KAB. SEMARANG, Harianmuria.com – Pemerintah Kabupaten (Pemkab) Semarang resmi membatalkan penghitungan ulang Nilai Jual Objek Pajak (NJOP) yang menjadi penyebab naiknya tagihan Pajak Bumi dan Bangunan Perdesaan dan Perkotaan (PBB-P2) tahun 2025. Keputusan itu disampaikan langsung oleh Bupati Semarang Ngesti Nugraha pada Kamis malam, 14 Agustus 2025.
Langkah ini diambil sebagai tindak lanjut atas Surat Edaran (SE) Menteri Dalam Negeri Nomor 900.1.13.1/4528/SJ, tentang Penyesuaian Penetapan Kebijakan Pajak Daerah dan Retribusi Daerah, yang dikeluarkan pada tanggal yang sama.
“Kami mempertimbangkan kondisi ekonomi masyarakat. Karena itu, penghitungan ulang NJOP yang membuat tagihan PBB naik kami batalkan,” ujar Bupati Ngesti.
Tagihan PBB-P2 Dikembalikan ke Tarif Tahun 2024
Ngesti menjelaskan bahwa seluruh NJOP yang sebelumnya disesuaikan berdasarkan Zona Nilai Tanah (ZNT) dari Badan Pertanahan Nasional (BPN) kini dibatalkan. Dengan demikian, nilai PBB-P2 akan kembali menggunakan tarif seperti tahun 2024, dan tidak ada kenaikan sebagaimana dikeluhkan sebagian warga.
“Tagihan yang semula naik, tidak jadi naik. NJOP kami kembalikan ke nilai sebelumnya. Sementara untuk lahan pertanian dan peternakan, pajaknya tetap diturunkan,” jelasnya.
Pengembalian Kelebihan Bayar untuk Wajib Pajak
Bupati Ngesti juga menegaskan bahwa masyarakat yang sudah telanjur membayar PBB-P2 dengan tarif lebih tinggi, akan mendapatkan pengembalian dalam bentuk kompensasi untuk pembayaran PBB tahun 2026.

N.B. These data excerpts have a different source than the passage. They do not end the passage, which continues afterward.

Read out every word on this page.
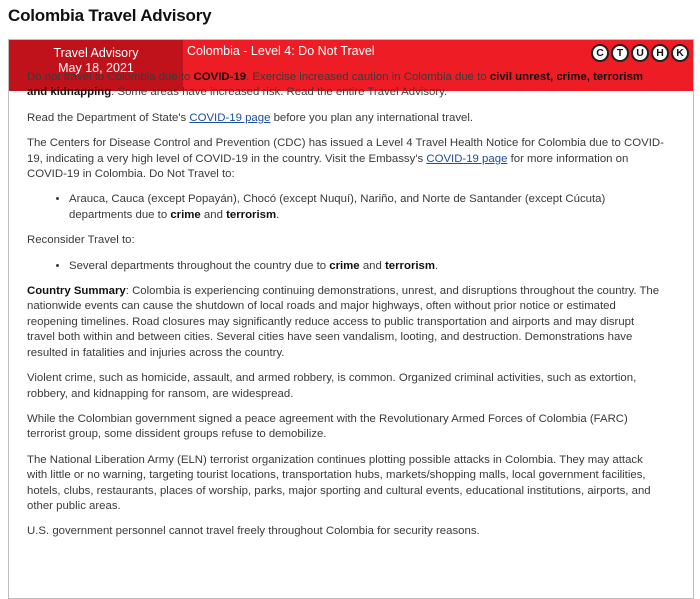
Colombia Travel Advisory
Travel Advisory
May 18, 2021
Colombia - Level 4: Do Not Travel	C	T	U	H	K

Do not travel to Colombia due to COVID-19. Exercise increased caution in Colombia due to civil unrest, crime, terrorism and kidnapping. Some areas have increased risk. Read the entire Travel Advisory.

Read the Department of State's COVID-19 page before you plan any international travel.

The Centers for Disease Control and Prevention (CDC) has issued a Level 4 Travel Health Notice for Colombia due to COVID-19, indicating a very high level of COVID-19 in the country. Visit the Embassy's COVID-19 page for more information on COVID-19 in Colombia. Do Not Travel to:

• Arauca, Cauca (except Popayán), Chocó (except Nuquí), Nariño, and Norte de Santander (except Cúcuta) departments due to crime and terrorism.

Reconsider Travel to:

• Several departments throughout the country due to crime and terrorism.

Country Summary: Colombia is experiencing continuing demonstrations, unrest, and disruptions throughout the country. The nationwide events can cause the shutdown of local roads and major highways, often without prior notice or estimated reopening timelines. Road closures may significantly reduce access to public transportation and airports and may disrupt travel both within and between cities. Several cities have seen vandalism, looting, and destruction. Demonstrations have resulted in fatalities and injuries across the country.

Violent crime, such as homicide, assault, and armed robbery, is common. Organized criminal activities, such as extortion, robbery, and kidnapping for ransom, are widespread.

While the Colombian government signed a peace agreement with the Revolutionary Armed Forces of Colombia (FARC) terrorist group, some dissident groups refuse to demobilize.

The National Liberation Army (ELN) terrorist organization continues plotting possible attacks in Colombia. They may attack with little or no warning, targeting tourist locations, transportation hubs, markets/shopping malls, local government facilities, hotels, clubs, restaurants, places of worship, parks, major sporting and cultural events, educational institutions, airports, and other public areas.

U.S. government personnel cannot travel freely throughout Colombia for security reasons.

“Kelebihan bayar tidak akan hilang. Akan dihitung dalam APBD, dan dikembalikan saat pembayaran PBB tahun depan,” tegasnya.
Pemkab akan menghitung selisih antara pembayaran tahun 2024 dan 2025 untuk menentukan nilai kompensasi masing-masing Wajib Pajak.
Tidak Ada Kenaikan Resmi PBB
Sebagai informasi, Pemkab Semarang sebelumnya tidak pernah mengeluarkan keputusan resmi soal kenaikan tarif PBB-P2. Kenaikan yang dirasakan masyarakat murni akibat penyesuaian NJOP, yang kini telah dibatalkan.
“Kami pastikan tidak ada kebijakan resmi kenaikan PBB. Hanya NJOP yang menyebabkan tarif naik, dan itu sudah dibatalkan,” tandas Bupati Ngesti.
Langkah ini sekaligus meredam keresahan warga terkait isu kenaikan tarif PBB-P2 yang sempat ramai dibicarakan beberapa hari terakhir.